Saturday morning. The doorbell rings. It’s a large and merry band of religious proselytizers! They implore my kind, yet Jewish, husband to accept Jesus, but he politely demurs. Then they stand outside our window and jabber at each other about Jesus, and how great it is to love Jesus, and oh, Jesus Jesus Jesus, if he were there right then they’d want to give him a GREAT BIG HUG because they love him THAT MUCH. Now, seeing as how they’re leaning against our window and talking so loudly they might as well come on in, pour themselves some coffee, and wrench our unholy bagels right out of our blasphemous hands, I have the nerve to ask them if they might leave. I heretically lean toward the window and godlessly ask, “Do you think you could walk away now?”

“We’re doing the Lord’s work!” one of the proselytizers exclaims. “We’re here in Christ!”

“That’s swell. But it’s time to be somewhere else in Christ,” I say (more or less; it was probably something less clever than that. But this is my blog! Here I can be clever! Hello!).

At that, there is huffing and muttering among the group, but they eventually shuffle away—about five inches.
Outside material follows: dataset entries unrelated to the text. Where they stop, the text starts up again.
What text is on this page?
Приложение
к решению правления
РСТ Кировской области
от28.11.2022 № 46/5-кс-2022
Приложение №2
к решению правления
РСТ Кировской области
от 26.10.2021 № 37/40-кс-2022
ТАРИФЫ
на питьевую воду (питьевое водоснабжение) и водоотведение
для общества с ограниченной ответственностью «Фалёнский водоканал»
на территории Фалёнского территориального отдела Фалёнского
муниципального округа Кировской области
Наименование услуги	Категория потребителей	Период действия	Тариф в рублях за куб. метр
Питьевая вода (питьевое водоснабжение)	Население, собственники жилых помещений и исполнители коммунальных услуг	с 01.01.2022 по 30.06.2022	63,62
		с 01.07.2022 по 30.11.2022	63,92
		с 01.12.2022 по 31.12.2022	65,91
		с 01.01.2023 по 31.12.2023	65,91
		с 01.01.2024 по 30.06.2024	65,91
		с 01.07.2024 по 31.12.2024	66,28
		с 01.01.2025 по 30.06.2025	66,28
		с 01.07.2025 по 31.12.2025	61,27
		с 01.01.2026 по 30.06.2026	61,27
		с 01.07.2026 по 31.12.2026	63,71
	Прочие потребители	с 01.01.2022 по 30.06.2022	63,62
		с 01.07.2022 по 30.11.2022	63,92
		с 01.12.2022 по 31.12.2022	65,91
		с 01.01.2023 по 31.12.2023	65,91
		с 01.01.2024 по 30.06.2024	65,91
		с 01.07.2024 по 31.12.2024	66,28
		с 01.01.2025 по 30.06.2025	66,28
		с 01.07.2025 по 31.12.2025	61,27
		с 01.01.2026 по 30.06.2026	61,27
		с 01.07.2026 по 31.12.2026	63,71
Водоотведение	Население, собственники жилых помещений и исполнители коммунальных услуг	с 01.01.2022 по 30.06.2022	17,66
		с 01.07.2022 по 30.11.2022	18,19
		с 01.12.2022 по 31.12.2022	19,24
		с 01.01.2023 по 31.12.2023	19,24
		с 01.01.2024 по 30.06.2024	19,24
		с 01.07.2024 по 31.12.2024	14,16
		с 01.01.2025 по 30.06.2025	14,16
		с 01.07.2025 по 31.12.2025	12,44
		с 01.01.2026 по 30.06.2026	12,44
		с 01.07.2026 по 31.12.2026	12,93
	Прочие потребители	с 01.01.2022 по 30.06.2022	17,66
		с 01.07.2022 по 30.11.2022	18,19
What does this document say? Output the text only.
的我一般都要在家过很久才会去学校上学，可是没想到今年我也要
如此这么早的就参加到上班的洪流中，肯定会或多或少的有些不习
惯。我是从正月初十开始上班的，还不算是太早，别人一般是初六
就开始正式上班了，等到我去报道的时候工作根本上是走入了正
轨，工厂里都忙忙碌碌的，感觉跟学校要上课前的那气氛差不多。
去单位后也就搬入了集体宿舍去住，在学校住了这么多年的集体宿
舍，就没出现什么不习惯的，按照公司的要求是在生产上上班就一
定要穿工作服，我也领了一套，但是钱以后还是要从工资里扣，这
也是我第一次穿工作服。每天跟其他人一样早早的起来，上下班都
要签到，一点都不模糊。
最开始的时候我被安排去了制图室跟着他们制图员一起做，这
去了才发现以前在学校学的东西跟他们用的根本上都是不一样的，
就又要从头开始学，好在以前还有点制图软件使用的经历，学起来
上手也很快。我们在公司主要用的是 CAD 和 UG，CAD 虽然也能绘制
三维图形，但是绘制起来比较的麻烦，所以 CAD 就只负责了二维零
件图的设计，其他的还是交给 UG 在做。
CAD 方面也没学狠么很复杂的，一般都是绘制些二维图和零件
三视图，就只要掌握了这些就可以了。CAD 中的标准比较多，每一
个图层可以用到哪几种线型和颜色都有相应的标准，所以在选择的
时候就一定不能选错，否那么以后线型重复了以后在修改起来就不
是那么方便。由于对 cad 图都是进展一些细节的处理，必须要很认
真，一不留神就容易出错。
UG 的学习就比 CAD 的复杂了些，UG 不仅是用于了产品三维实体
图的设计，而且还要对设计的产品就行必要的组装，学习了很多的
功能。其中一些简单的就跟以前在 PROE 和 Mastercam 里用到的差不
That’s five inches more than Christ would have wanted!

A few minutes later, I’m leaving my apartment, off for a few hours of (undevout) freedom from the (heathen) child, when I pass the group of proselytizers (notice how I’m subtly not mentioning their religion, so as not to alienate any readers who might share that particular faith! Do you love me? You do!), who are now standing in the middle of the sidewalk, DOING THE LORD’S WORK by blocking everyone’s path, when the woman I had verbally tussled with grabs one of the child-proselytizers by the shoulders, turns him toward me, and said, “A satan comes in many guises.”

Does anyone know what "a satan" is? I am, of course, intimately familiar with Satan, but "a" Satan? What, I'm not good enough to be the real thing? Jesus.